4 to 11 October
Beginning on the fifth day after Yom Kippur, the Festival of Sukkot is a joyful celebration of both historical and agricultural significance. Sukkot takes place over seven days, with no work permitted on the first and second days. On the remaining five days, known as Chol Ha-Mo’ed, work recommences. Also known as ‘The Season of our Rejoicing’ or ‘The Time of Our Joy’, Sukkot is a time when the nights are filled with music, song and dance as communities join together for nightly water-drawing celebrations.
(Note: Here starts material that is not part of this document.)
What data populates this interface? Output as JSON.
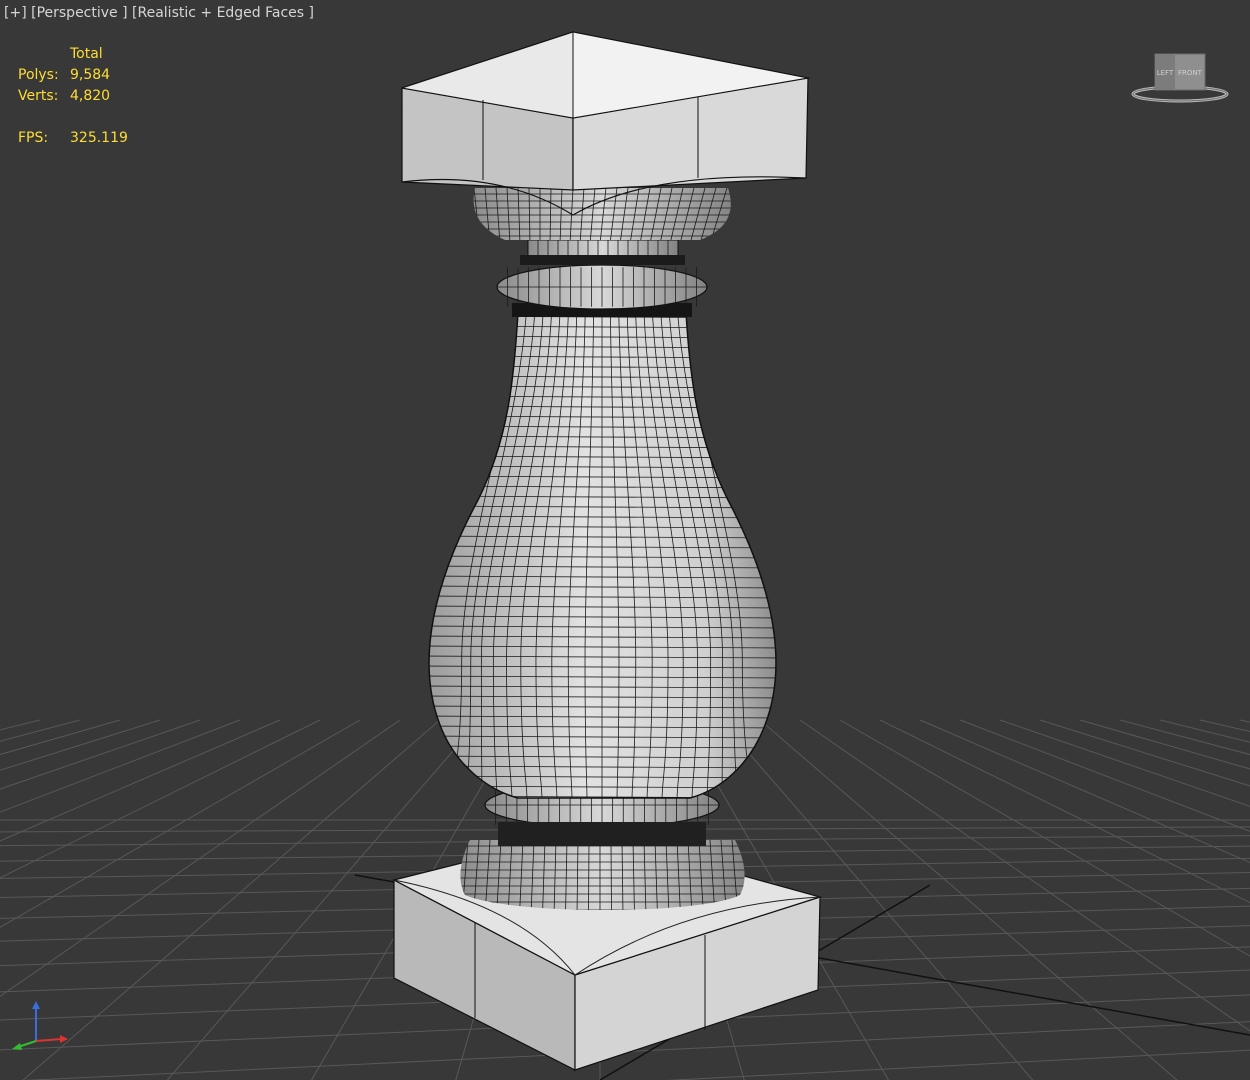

For Jews, this is both a contrast and a delight after the deeply sombre Yom Kippur festival a few days before.
Historically, Sukkot commemorates the forty-year period that the children of Israel spent wandering the Sinai Desert, living in sukkah (rudimentary huts), before reaching the Holy Land. To reaffirm their trust in God’s providence during Sukkot, Jews build temporary sukkot (plural: sukkah) to live in during the festival.
Agriculturally, Sukkot is a harvest festival and is often called ‘The Festival of Ingathering’. A tradition unique to Sukkot is the Taking of the Four Kinds: an etrog (citron), a lulav (palm frond), three hadassim (myrtle branches) and two aravot (willow branches). These represent the four types and personalities that make up the community of Israel, the intrinsic unity of which Jews show their respect for during Sukkot. The Four Kinds are also an integral part of the daily morning services which take place during Sukkot.